Jeremy Lee
Jeremy Lee
A view from Jeremy Lee

Simon Davis follows in the finest tradition of Christine Walker

The independent media agency sector is suddenly looking rather buoyant.

Simon Davis' departure from Blue 449 in April – just one month after its founder Phil Georgiadis left – came with a whiff of high dudgeon.

My colleague Gideon Spanier revealed that there was also chat that he disagreed with the decision by Publicis Groupe to make Blue 449 (previously known as Walker Media) part of the Spark Foundry network. And the quote that accompanied the press release announcing his new venture seems to corroborate this. 

It read: "The move to impersonal, centralised specialist practices by the big holding companies may serve the biggest-spending global clients, but it has hollowed out their media agencies and damaged the quality of their service to mid-sized and smaller clients who are now being neglected." Ouch.

These words are not so different from those made by Christine Walker when she left Zenith 22 years ago to set up Walker Media. In an interview with 北京赛车pk10 at the time, she said: "When you have 300-odd clients, like at Zenith, it’s clearly difficult to give all of them the attention they need." Older readers may remember that the circumstances of Walker’s were much more acrimonious than Davis’ issues and nearly ended up in the high court.
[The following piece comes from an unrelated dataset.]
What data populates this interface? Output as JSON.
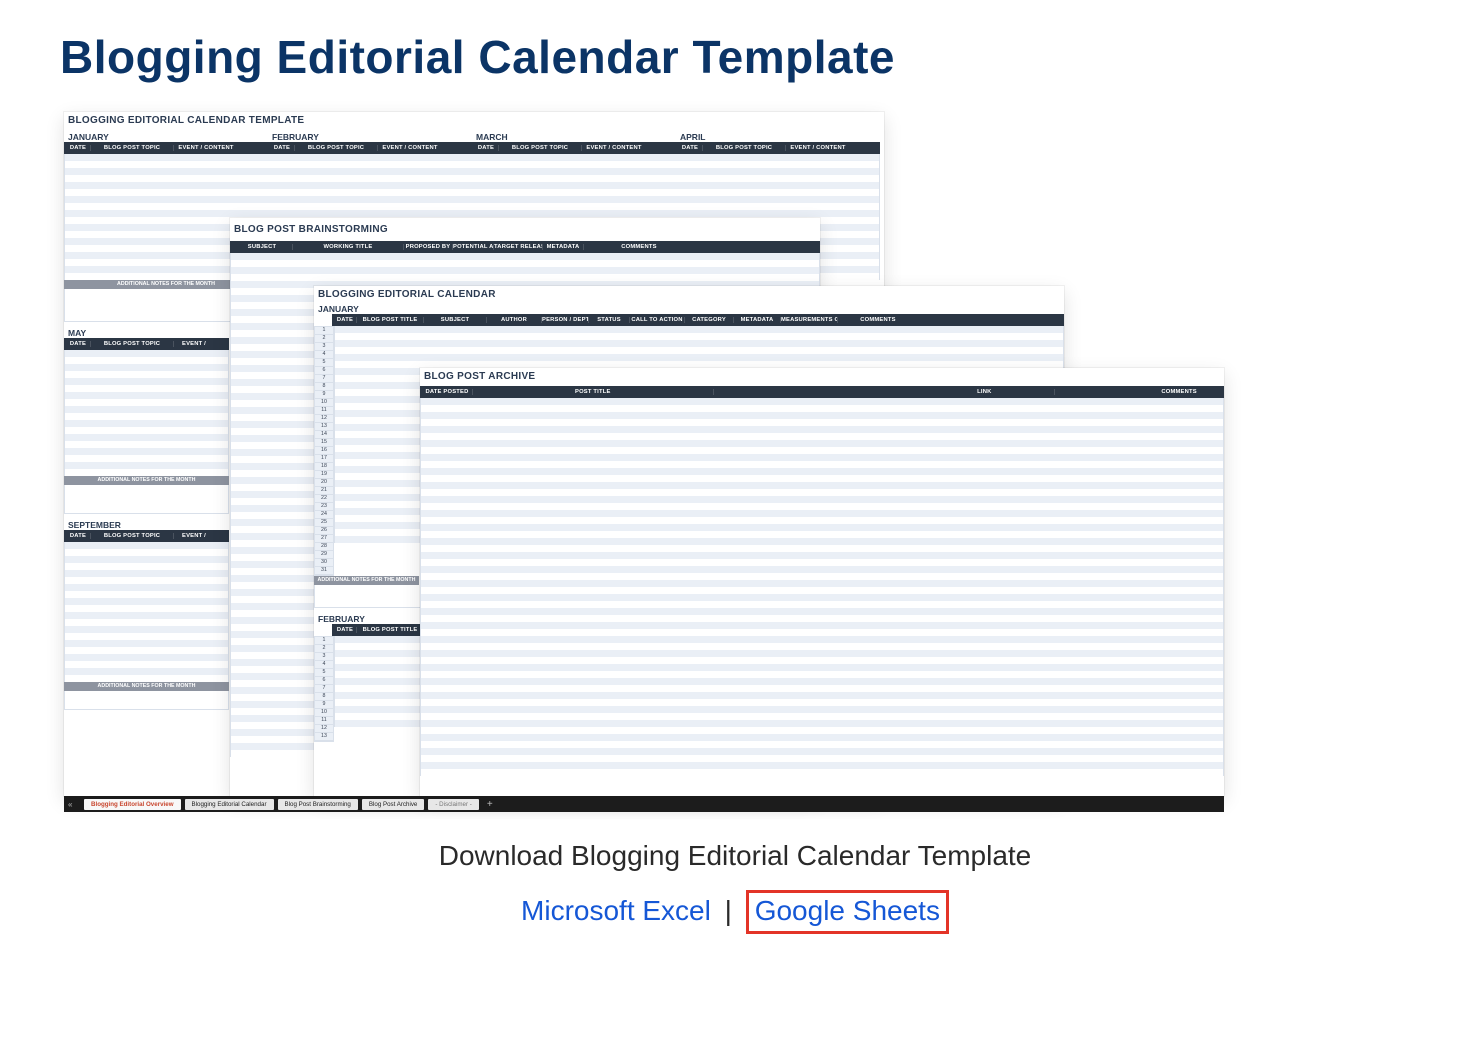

Davis and Walker before him are not saying anything particularly new, of course. But they, and several others, are now doing something about it. The independent media sector looks wonderfully buoyant all of a sudden.

For years, the only independent media agency that could claim to be a successor to Walker Media was the7stars (Goodstuff Communications launched with the support of Manning Gottlieb OMD). But we are now seeing a succession of individuals, seemingly disillusioned with their lives determined by the profit targets of the holding companies, going it alone. And good luck to them.

When Walker stepped aside in 2007, Davis took on at least some of the responsibilities she had. Co-founder Georgiadis was the thoughtful, measured one, with Davis the commercial brain – up for a scrap with a media owner on behalf of his clients. If Georgaidis was gentle Jesus, Davis could turn on the wrath of God (when needed). Simplistic, maybe, but neat enough – and showed the two had complementary skills. When Georgiadis left earlier this year, that cycle that had existed since the agency was founded was broken.

And so to Walk-In Media – a cheeky reference to his former home. In a typically shrewd move of which Walker would be proud, Davis has set up the agency "with backing from" MSQ Partners. He is the sole shareholder but will have access to its resources, most notably in performance marketing from Twentysix. In return, MSQ can beef up its existing and somewhat puny media capabilities and, in time and subject to targets, acquire Walk-In Media.

For MSQ, which picked up private-equity backing earlier this year and has already made interesting recent hires with Jamie Elliott running The Gate and Charles Courtier as chairman, it has given this previously sleepy little group a big shot of adrenaline.